The Unknown Known documentary review: let Rumsfeld tell you his evil plan
This documentary interview with Bush-era insider Donald Rumsfeld is like a horror movie with a calm sociopath at its center.
I’m “biast” (pro):
big fan of Errol Morris…
I’m “biast” (con): …but not a fan of Donald Rumsfeld
(what is this about? see my critic’s minifesto)
As Iraq disintegrates before our eyes, it’s suddenly even more vital to listen to what Donald Rumsfeld, one of the architects of the mess in the Middle East, has to say for himself. It’s pretty ugly… not that Rumsfeld sees that, of course. This feature-length interview with documentary filmmaker Errol Morris (Mr. Death: The Rise and Fall of Fred A. Leuchter, Jr.) is horrifying for how it demonstrates Rumsfeld’s complete lack of awareness of the enormity of his own actions.
Or else — this is worse, and I suspect it’s closer to the truth — we are watching the justifications and dismissals of a calm sociopath who doesn’t care what impact his actions have had. The shit-eating grins he drops after what he thinks are nuggets of wisdom may be the tell.
Rumsfeld appears to believe that mostly what he did as George W. Bush’s secretary of defense — and almost certainly one of the puppeteers of Bush’s presidency — came down to writing a lot of memos: “There have to be millions,” he says. One of those memos? Something something something oust Saddam Hussein… in July 2001. In case you were in any doubt that 9/11 was but a pretext for an American invasion of a sovereign nation that had nothing to do with that attack, Morris makes it perfectly plain here.

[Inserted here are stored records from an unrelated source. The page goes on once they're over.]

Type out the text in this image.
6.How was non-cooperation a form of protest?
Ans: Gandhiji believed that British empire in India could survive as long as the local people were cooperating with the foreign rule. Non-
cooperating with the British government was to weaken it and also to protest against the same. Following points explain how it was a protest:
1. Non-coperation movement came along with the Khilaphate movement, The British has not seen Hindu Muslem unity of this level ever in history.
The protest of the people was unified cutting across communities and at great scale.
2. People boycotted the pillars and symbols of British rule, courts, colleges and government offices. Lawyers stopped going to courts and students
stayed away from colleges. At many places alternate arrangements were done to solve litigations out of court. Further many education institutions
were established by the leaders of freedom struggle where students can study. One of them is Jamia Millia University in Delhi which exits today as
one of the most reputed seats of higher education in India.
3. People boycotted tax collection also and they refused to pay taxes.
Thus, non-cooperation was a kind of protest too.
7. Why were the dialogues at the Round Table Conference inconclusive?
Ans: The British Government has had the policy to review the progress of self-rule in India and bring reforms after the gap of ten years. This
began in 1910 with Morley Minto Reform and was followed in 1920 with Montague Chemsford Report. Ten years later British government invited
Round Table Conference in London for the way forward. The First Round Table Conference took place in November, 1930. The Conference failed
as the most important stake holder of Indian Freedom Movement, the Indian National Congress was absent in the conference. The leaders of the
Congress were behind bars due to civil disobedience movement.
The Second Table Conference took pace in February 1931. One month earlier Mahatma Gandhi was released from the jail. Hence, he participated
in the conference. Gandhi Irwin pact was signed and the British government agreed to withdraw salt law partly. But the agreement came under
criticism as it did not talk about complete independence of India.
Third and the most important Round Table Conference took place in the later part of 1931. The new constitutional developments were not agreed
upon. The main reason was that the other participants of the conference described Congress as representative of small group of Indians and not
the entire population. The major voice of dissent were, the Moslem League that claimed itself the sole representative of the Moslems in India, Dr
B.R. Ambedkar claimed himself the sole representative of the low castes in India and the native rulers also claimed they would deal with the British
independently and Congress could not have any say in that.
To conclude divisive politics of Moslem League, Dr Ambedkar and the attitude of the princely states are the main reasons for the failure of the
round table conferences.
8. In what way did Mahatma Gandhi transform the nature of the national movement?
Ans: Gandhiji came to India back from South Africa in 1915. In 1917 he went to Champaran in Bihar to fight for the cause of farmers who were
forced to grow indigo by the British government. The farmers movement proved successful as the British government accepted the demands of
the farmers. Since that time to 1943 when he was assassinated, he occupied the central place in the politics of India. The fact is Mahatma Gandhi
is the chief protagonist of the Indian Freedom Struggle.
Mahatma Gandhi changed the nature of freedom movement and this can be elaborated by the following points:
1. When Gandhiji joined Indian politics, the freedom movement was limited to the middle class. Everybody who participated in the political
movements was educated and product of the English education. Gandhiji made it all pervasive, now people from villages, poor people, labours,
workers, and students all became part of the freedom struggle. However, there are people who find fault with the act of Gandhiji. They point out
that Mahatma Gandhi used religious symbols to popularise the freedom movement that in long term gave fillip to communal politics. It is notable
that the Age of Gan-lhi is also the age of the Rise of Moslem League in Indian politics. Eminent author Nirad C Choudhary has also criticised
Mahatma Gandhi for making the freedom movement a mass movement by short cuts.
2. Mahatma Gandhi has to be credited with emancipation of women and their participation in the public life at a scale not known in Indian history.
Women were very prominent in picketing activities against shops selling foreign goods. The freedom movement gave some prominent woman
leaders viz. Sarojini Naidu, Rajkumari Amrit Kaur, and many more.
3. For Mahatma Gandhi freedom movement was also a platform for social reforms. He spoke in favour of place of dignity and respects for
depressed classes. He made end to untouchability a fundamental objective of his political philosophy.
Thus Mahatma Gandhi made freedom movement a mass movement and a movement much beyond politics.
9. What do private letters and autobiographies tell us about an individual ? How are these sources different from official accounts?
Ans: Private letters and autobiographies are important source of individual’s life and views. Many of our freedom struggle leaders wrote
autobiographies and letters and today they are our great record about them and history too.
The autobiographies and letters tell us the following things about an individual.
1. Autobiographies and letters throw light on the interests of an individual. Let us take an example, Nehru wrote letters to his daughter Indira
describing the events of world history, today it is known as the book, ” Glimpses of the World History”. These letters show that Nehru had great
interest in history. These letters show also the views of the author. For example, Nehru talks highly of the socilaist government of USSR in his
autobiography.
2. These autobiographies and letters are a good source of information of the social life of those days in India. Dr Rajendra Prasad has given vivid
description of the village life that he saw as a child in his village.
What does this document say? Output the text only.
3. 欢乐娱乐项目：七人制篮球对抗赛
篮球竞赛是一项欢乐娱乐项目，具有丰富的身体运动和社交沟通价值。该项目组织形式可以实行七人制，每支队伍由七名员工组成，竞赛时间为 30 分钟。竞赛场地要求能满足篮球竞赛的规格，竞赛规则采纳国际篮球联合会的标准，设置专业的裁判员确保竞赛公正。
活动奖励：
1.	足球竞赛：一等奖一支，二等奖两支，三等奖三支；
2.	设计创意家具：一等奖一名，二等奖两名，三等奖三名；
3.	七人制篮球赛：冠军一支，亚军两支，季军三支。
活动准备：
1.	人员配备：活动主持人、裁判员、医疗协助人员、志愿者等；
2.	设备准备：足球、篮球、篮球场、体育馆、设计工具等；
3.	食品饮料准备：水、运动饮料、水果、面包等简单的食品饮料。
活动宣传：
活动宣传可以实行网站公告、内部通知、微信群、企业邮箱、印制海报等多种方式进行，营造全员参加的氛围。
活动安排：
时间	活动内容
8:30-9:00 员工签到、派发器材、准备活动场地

Morris just generally nails Rumsfeld as a liar, an incompetent, a dolt, a monster, or all of the above, just by letting him display his cocksure confidence as he comfortably reveals the most outrageous things. Like how he never read those infamous memos offering legal justifications for the torture of inmates at Guantanamo Bay. (Morris’s incredulous “Really?!” is brilliant. I’ve never seen any other journalist confront Rumsfeld like this… and it does not perturb Rumsfeld at all.) Anyway, no one was waterboarded at Guantanamo, so everything there was awesome. Rumsfeld’s explanations of how torture isn’t torture are, well, pretty tortured. His “unknown unknowns,” the things we don’t know that we don’t know when it comes to foreign policy and an enemy’s — or potential enemy’s — plans, capabilities, and actions is a legitimate notion, however inelegantly Rumsfeld described it. But he uses this concept to justify anything and everything. Perhaps it sounds to a sociopathic mind like something that will inspire enough fear in us muggles to give over our approval of drastic action that would otherwise be too appalling to consider. (And maybe it worked.)
Oh, and in case you forgot, Morris reminds us that Rumsfeld was also a player in the Nixon and Ford White Houses, and was also secretary of defense during the height of the Vietnam War. He arranged that infamous evacuation by helicopter of Saigon. You’d think he might have learned a lesson from this.
Alas, no. This is a chilling portrait of a man who has wielded the imperialistic military power of the United States like he was playing Risk, and has presided over perhaps the two most ill-fated military adventures in U.S. history. And he appears to have no regrets. “Some things work out,” Rumsfeld says with a shrug. “Some things don’t.” Cue the shit-eating grin.